Nevertheless, in what could be a sign of things to come, U.S. District Judge Robert Miller Jr. wrote that he found the party’s lack of cooperation “troubling” and encouraged the litigant to “rethink its refusal,” warning: “An unexplained lack of cooperation in discovery can lead a court to question why the uncooperative party is hiding something, and such questions can affect the exercise of discretion.”

Just how prevalent is the use of predictive coding? In the Fulbright & Jaworski (now Norton Rose Fulbright) 2013 Annual Litigation Trends Report, 40 percent of corporate respondents in the United States and 23 percent in the United Kingdom indicated they used the technologies. In addition, 21 percent of those surveyed said they used it in 100 percent of their matters.

Many legal observers believe those use rates are probably higher than actual rates in all cases, noting that the report’s definition of TAR included not only predictive coding but also “other data analytics.”

In addition, a survey conducted by Kate Holmes and Mike Kinnaman of the FTI Technology unit of FTI Consulting Inc. and attorney Ari Kaplan, 7 percent of respondents had implemented predictive coding three years ago, 27 percent planned to implement it during 2014, but only 10 percent had plans for 2015. “Analytics and predictive coding may be hitting a tipping point,” the study said.

On the other hand, some industry observers believe predictive-coding use may be underreported, noting the difficulties in gauging actual use.

“Given where we are with pricing models and the variety of uses, trying to determine percentages where predictive coding is used or not used is really an exercise in Old World thinking,” said Drew Lewis, electronic-discovery counsel at Recommind Inc., noting his company no longer charges extra for predictive coding. “It’s now simply part of every e-discovery workflow,” he said.

Michele Lange and Kaitlin Shinkle of Kroll Ontrack Inc. agree with Lewis’ assessment, but they nevertheless estimate their clients’ use at about 25 percent. Kroll and other vendors, including Recommind and Symantec Corp., now offer TAR as an integrated part of their electronic-discovery platforms at no additional charge, which further complicates definitive demarcations.

The law of predictive coding is far from settled and its practice is still evolving, with new debates over review protocols developing during the past few weeks. Overall use may still be limited, and Peck did note in Da Silva Moore that his opinion didn’t mean TAR should be mandatory in all cases. However, predictive-coding jurisprudence has advanced already. “If a responding party wants to use TAR today — even over objection — courts should and will allow it,” Peck said.
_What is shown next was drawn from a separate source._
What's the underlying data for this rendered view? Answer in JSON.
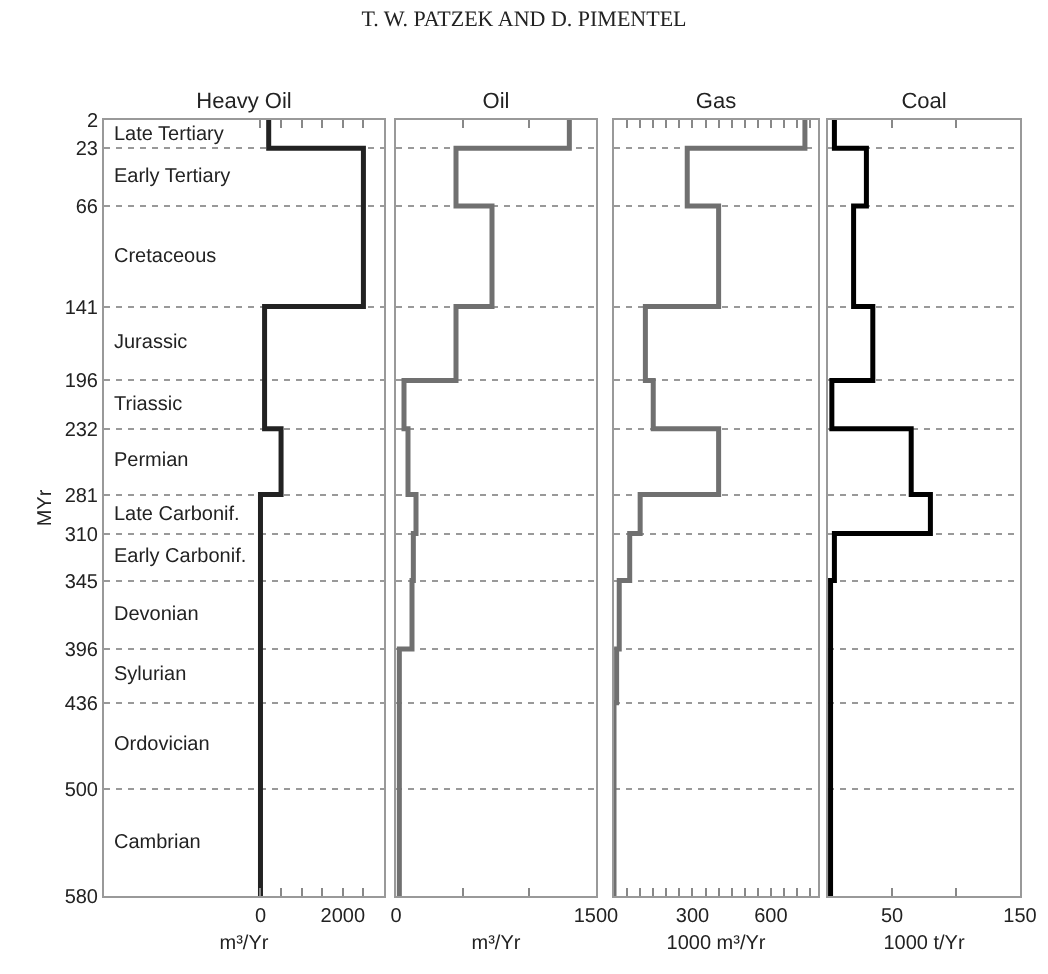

In fact, he said, courts may take things a step further. “It’s dangerous to predict where case law will go in future years, but I think we’ll get to a point where if the requesting party wants to force the responding party to use TAR, the court may well order it — or at least use cost recovery as a way to force it.” Peck said. “In the future, judges may say, ‘If you don’t use computer-assisted review, don’t come to me for costs. You should take a very hard look at what you spend and what costs could be avoided.”